# Ordering Pizza In The Near Future?



## Castle Rock Outbackers (Jan 18, 2004)

Turn speakers on for this one! I love it!

Ordering Pizza

Randy


----------



## toolman (Jul 12, 2005)

Nothing seem to happen when I clicked the link.

Must be me

But id love a pizza

Toolman


----------



## tdvffjohn (Mar 10, 2005)

Kinda scary. wonder how close we are to that reality.

Think I ll just go pick up my pizza.

John


----------



## Highlander96 (Mar 1, 2005)

Closer than one would like to think!

Tim


----------



## PDX_Doug (Nov 16, 2004)

Yeah, I'd loke to order a large combo.

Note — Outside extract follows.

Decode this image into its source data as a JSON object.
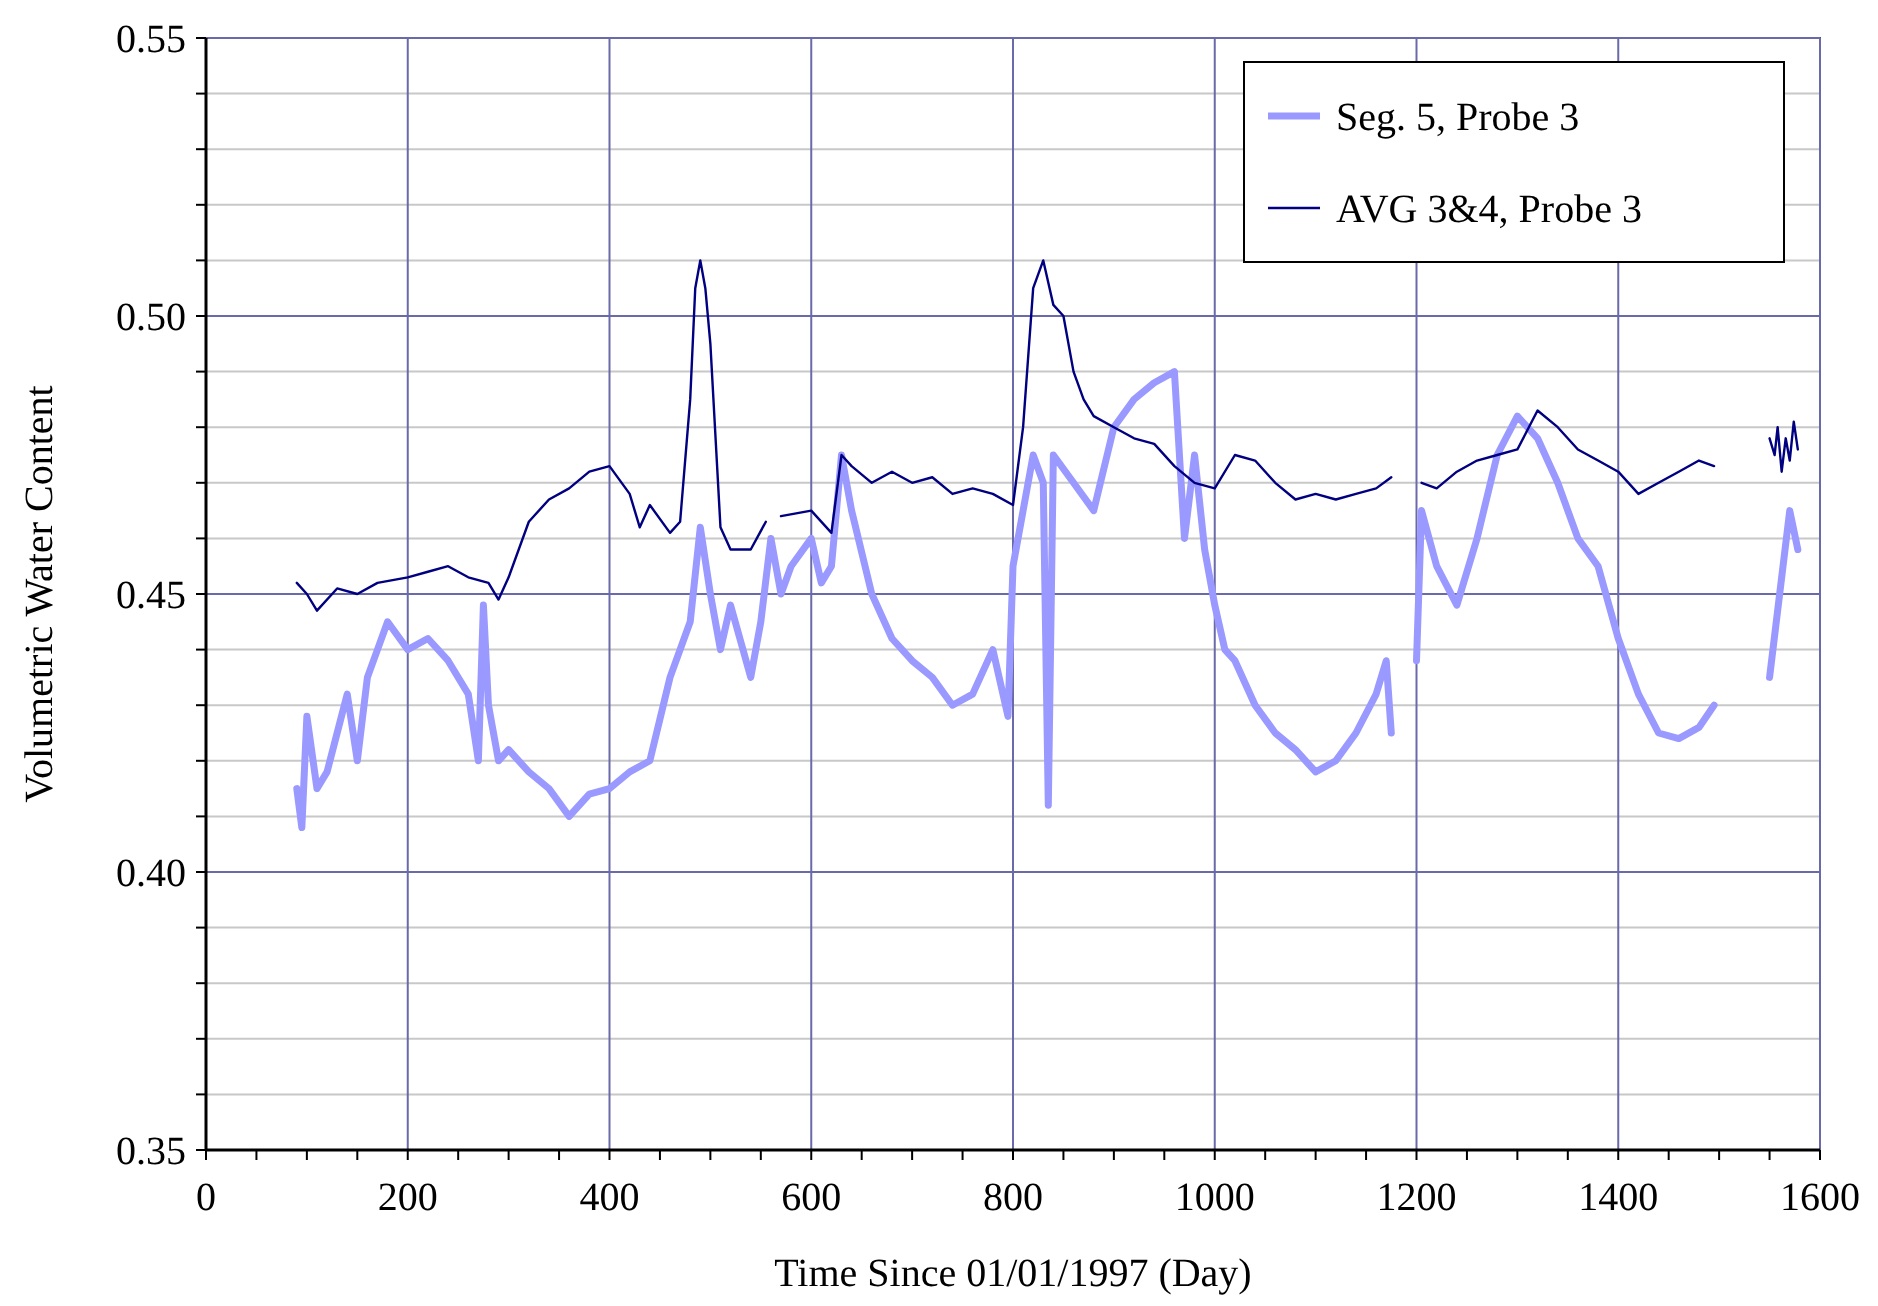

Hold the anchovies.
Thanks Randy, I'll owe you one!









Happy Trails,
Doug


----------



## dmbcfd (Sep 8, 2004)

Always pay cash, use an alias, pick it up yourself, park around the corner, call from a pay phone.

Do I sound paranoid?

Just because you're paranoid, that doesn't mean they really aren't after you, you know.









Steve


----------



## Ghosty (Jan 17, 2005)

Sooner then you think....


----------



## California Jim (Dec 11, 2003)




----------



## Reverie (Aug 9, 2004)

dmbcfd said:


> Always pay cash, use an alias, pick it up yourself, park around the corner, call from a pay phone.
> 
> Do I sound paranoid?
> 
> ...


Henry Kissinger was asked about Richard Nixon once and he said "Just because you are a paranoid, doesn't mean you don't have enemies".

Reverie


----------



## mjs518 (Oct 24, 2004)

A couple more terrorist attacks on the homeland, a couple more patriot acts from big brother and we're there








God help us!


----------



## HootBob (Apr 26, 2004)

It right around the corner








What next, when you go to the bathroom and how many times









Don


----------